All’interno del convento si trovano, in corrispondenza delle due logge del chiostro, il Museo e la Pinacoteca, che tra le altre cose custodiscono un prezioso ritratto di San Francesco, opera del Guercino.

Nel 1826 fu purtroppo demolita la cinquecentesca Pieve, distruggendo così una delle più antiche testimonianze del preromanico italiano. Al suo posto fu eretta una neoclassica Basilica del Santo, su progetto dell’architetto bolognese Antonio Serra, dove si conservano le spoglie del santo patrono cittadino.

Sulla destra della basilica si trova ancora la Chiesetta di San Pietro, risalente al XVI° secolo, cui si accede tramite la sagrestia.
L’abside è interamente scavata nella viva roccia, la tradizione popolare vuole che le due nicchie ricavate nella massa rocciosa siano i giacigli dei santi Marino e Leo.
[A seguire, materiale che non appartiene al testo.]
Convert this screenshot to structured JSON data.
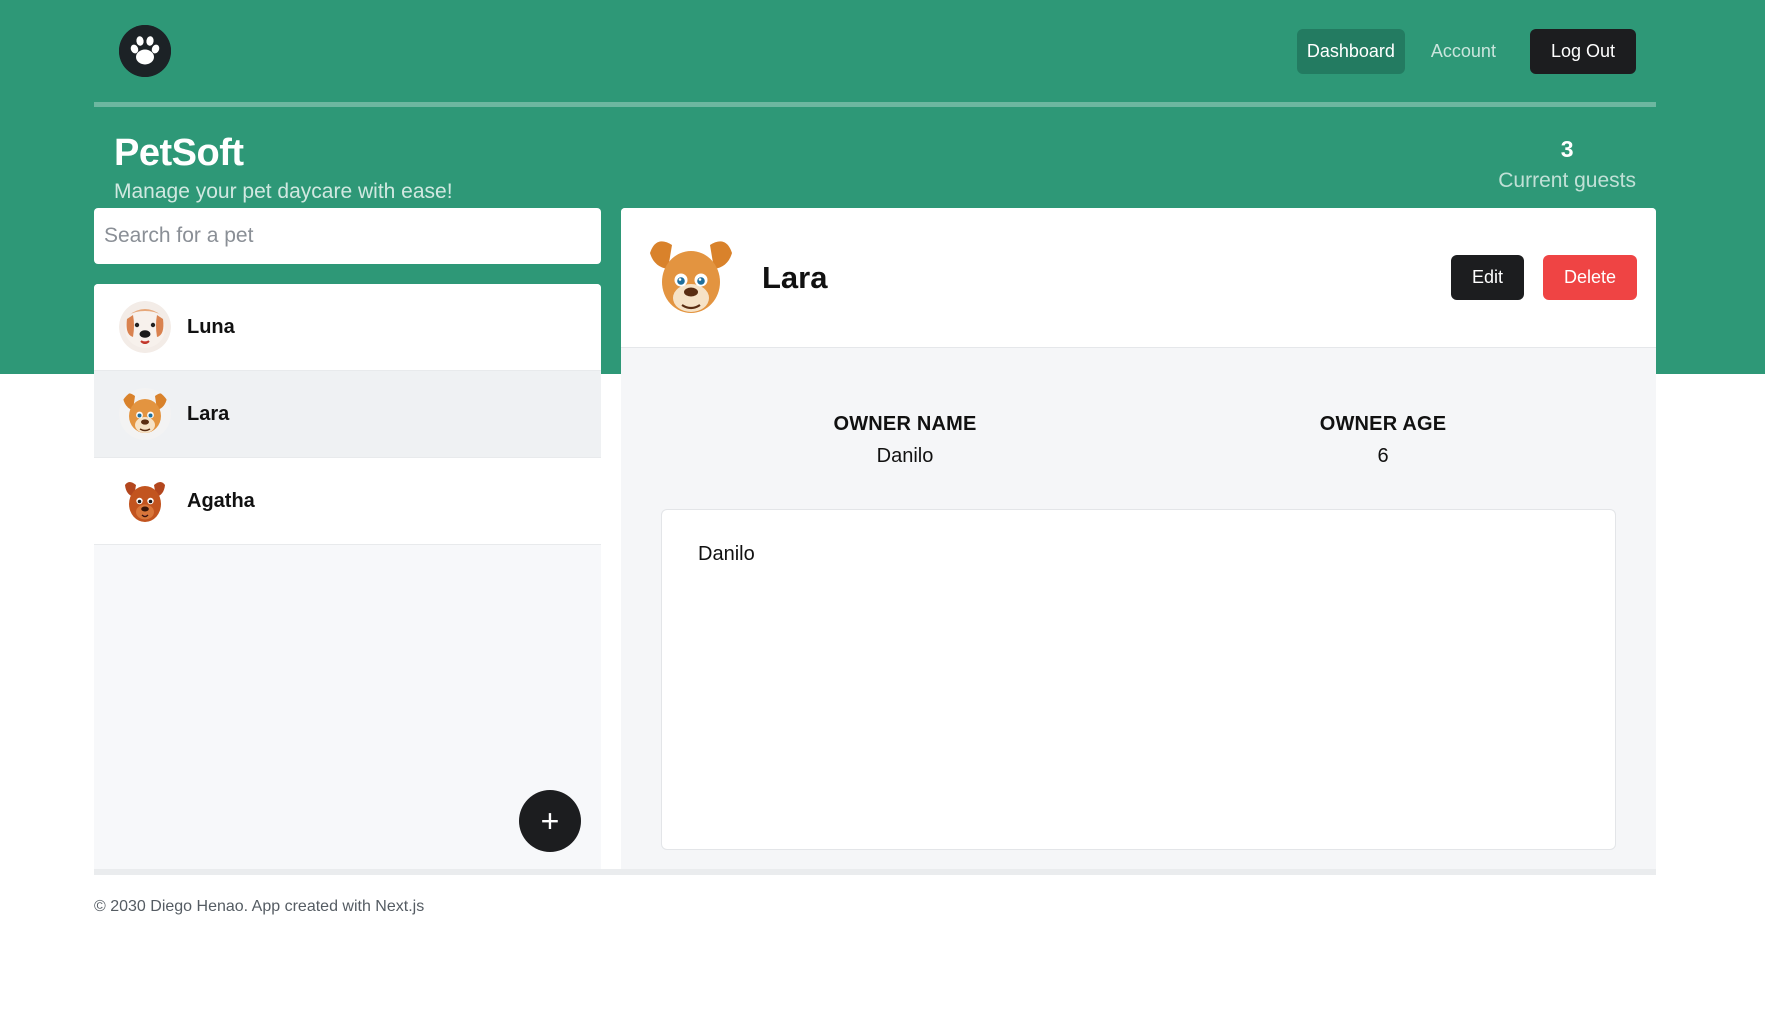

La terza nazione più piccola d’Europa e la più antica repubblica del mondo, è un piccolo mosaico che racchiude tra contrade e vie, i segreti di un particolarismo conservato da epoche remote, uno Stato sovrano che nel cuore della Romagna più tumultuosa, tra signorie, guerre e bombardamenti ha difeso con le unghie e con i denti il suo sogno di indipendenza.

San Marino da il benvenuto ai suoi visitatori, perché nonostante la coscienza della propria storia e del proprio valore, condivide con i romagnoli il calore e l’ospitalità tipici di questo territorio.